Thanks Melanie! This does make sense. Maybe it’s a combination of a couple of different things. With this course, I have been publishing more blog posts closer together. I think that I should consider “scheduling posts”: something I’ve never done before, but would allow for more time between posts. Now I’m writing some new blog posts, so that should help with some new ideas. I do hope you blog soon. Would love to read what you write!
I worry about you scheduling your posts because I know that this serves a dual purpose in helping you to think through and process things. That doesn’t always happen on a timeline, and certainly your more spontaneous posts that you feel an urgency or a need to write will be your best, not necessarily the ones that happen at a specific time. Just a thought.

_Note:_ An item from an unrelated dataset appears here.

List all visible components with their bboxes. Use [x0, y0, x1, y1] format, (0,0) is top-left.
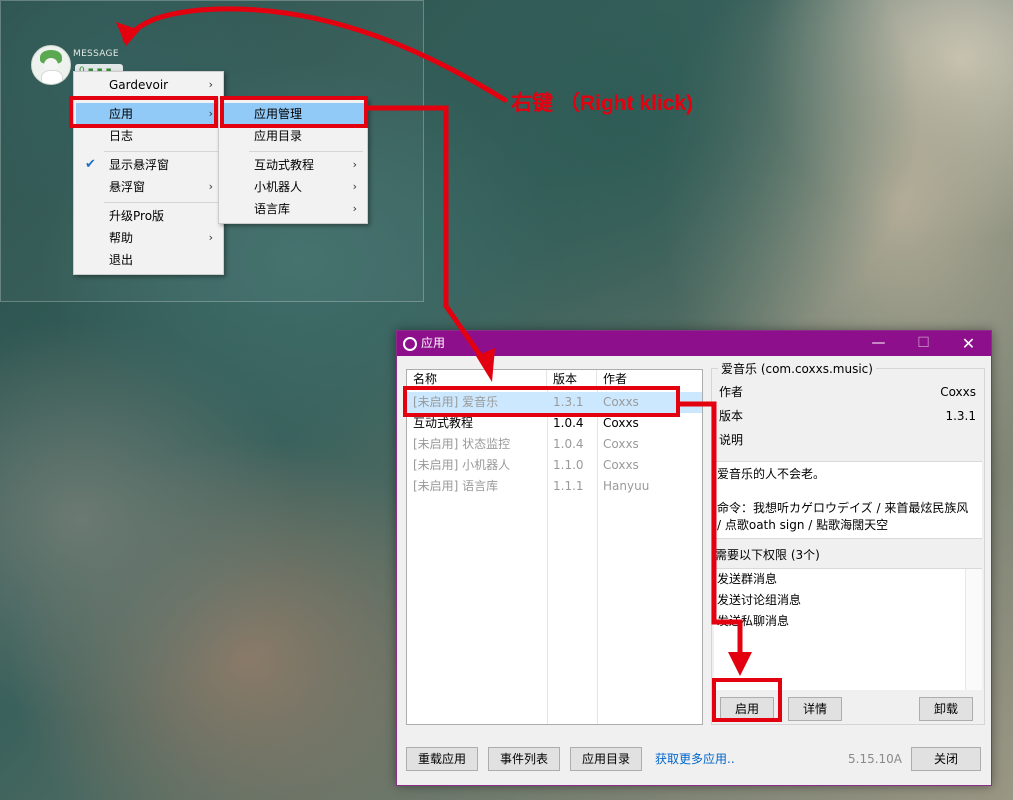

I will add my website when I get my blog up and running. I am already writing and have 5 or 6 posts kind of banked and ready to go when the day comes. It’s just a busy time of year so that is slowing down the process.
Thanks Melanie! When I said scheduling, I meant more that once the post is written, I can choose the date when it’s published. So if I’ve already published one post that day, I could publish it the next day. I’ve never done this before, but maybe it’s something to consider.
I would definitely love to know when your posts are published. Good luck finishing them!